Dreeshen: We look at everything. Obviously, pipelines are the safest way to transport oil and gas, but also rail is part of the mix of getting over four million barrels per day to markets around the world.

The beauty of economic corridors is that it’s a swath of land that can have any type of utility in it, whether it be a roadway, railway, pipeline or a utility line. When you have all the environmental permits that are approved in a timely manner, and you have that designated swath of land, it politically de-risks any type of project.

CEC: A key focus of your ministry has been expanding trade corridors, including an agreement with Saskatchewan and Manitoba to explore access to Hudson’s Bay. Is there any interest from industry in developing this corridor further?

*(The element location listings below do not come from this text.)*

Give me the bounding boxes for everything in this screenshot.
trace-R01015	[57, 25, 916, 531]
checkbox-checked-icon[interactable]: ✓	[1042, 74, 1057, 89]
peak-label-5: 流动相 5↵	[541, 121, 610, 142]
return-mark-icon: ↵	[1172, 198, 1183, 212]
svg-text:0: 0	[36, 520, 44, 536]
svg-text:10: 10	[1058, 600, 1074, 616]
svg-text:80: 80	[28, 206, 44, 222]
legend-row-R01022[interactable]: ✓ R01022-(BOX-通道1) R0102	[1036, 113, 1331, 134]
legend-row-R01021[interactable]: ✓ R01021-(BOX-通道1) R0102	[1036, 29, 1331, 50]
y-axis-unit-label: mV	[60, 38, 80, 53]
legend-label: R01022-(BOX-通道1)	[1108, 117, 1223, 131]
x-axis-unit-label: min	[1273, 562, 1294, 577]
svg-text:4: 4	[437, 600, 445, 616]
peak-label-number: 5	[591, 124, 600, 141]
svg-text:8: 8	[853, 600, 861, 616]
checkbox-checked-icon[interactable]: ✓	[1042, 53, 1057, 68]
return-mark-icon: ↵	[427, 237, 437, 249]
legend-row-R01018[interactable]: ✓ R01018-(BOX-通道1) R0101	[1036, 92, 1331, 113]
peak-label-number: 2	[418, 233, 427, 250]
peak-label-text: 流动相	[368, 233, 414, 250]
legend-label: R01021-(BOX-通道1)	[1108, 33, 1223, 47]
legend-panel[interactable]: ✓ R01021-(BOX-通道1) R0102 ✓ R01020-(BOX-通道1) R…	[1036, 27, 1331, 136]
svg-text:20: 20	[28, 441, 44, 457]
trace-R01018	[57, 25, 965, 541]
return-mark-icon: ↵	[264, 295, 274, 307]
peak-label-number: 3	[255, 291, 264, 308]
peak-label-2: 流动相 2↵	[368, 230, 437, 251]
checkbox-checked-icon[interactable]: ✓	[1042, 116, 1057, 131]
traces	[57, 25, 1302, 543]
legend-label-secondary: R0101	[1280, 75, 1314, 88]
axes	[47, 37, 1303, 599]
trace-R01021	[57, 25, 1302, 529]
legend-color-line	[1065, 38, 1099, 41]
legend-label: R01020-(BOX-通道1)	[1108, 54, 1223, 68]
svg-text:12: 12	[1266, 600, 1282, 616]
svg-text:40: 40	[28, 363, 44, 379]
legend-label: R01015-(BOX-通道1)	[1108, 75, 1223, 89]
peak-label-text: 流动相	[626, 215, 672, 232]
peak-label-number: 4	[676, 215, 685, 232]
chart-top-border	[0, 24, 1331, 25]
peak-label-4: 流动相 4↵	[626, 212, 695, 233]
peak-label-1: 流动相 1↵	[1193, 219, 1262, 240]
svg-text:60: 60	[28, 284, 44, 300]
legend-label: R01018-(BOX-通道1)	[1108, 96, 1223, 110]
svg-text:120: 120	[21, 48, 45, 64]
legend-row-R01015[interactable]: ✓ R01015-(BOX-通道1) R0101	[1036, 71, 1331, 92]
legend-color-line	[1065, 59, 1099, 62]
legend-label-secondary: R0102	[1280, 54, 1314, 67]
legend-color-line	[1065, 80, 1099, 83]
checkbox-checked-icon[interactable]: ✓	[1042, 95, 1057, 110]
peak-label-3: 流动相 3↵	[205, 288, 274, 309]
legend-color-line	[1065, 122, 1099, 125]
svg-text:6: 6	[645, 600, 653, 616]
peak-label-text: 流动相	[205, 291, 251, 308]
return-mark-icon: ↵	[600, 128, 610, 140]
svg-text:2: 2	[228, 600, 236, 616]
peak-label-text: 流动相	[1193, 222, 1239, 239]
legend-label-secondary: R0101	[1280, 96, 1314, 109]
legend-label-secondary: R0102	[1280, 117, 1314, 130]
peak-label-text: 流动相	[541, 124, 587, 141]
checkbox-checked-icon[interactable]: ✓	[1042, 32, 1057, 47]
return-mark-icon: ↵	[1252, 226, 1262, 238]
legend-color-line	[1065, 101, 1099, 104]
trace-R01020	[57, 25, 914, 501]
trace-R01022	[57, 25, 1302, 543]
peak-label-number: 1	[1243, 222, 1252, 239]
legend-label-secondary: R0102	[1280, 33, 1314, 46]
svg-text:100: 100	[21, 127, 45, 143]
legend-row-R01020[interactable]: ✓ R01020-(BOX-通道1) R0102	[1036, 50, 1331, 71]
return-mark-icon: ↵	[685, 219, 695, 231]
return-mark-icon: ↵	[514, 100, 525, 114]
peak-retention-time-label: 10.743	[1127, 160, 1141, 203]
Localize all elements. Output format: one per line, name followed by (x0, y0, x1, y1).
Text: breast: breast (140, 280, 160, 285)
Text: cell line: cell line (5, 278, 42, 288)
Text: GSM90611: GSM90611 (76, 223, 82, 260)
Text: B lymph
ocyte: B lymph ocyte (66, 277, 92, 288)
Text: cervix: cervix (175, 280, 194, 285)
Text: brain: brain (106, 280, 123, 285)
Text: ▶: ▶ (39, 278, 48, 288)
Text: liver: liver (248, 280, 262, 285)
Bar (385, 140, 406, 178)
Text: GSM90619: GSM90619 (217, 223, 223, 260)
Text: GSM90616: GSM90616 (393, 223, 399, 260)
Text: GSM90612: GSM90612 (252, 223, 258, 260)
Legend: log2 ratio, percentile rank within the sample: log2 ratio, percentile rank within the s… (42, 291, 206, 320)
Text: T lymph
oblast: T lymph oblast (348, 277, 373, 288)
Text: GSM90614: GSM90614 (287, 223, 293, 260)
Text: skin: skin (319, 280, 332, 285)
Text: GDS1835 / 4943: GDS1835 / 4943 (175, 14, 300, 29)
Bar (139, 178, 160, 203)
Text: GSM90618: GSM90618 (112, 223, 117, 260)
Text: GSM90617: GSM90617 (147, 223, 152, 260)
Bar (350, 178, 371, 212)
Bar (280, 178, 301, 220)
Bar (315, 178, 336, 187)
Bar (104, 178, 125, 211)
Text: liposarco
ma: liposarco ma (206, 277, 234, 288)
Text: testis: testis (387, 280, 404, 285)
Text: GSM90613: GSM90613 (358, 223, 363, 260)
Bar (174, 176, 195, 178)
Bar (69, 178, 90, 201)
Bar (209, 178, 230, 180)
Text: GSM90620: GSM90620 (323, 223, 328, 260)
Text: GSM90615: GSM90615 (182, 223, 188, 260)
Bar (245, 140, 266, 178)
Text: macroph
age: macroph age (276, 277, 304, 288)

Dreeshen: There’s been lots of talk [about] Hudson Bay, a trade corridor with rail and port access. We’ve seen some improvements to go to Churchill, but also an interest in the Nelson River.

We’re starting to see more confidence in the private sector and industry wanting to build these projects. It’s great that governments can get together and work on a common goal to build things here in Canada.

CEC: What is your vision for Alberta’s future as a leader in global trade, and how do economic corridors fit into that strategy?

Dreeshen: Premier Smith has talked about C-69 being repealed by the federal government [and] the reversal of the West Coast tanker ban, which targets Alberta energy going west out of the Pacific.

There’s a lot of work that needs to be done on the federal side. Alberta has been doing a lot of the heavy lifting when it comes to economic corridors.

We’ve asked the federal government if they could develop an economic corridor agency. We want to make sure that the federal government can come to the table, work with provinces [and] work with First Nations across this country to make sure that we can see these projects being built again here in Canada.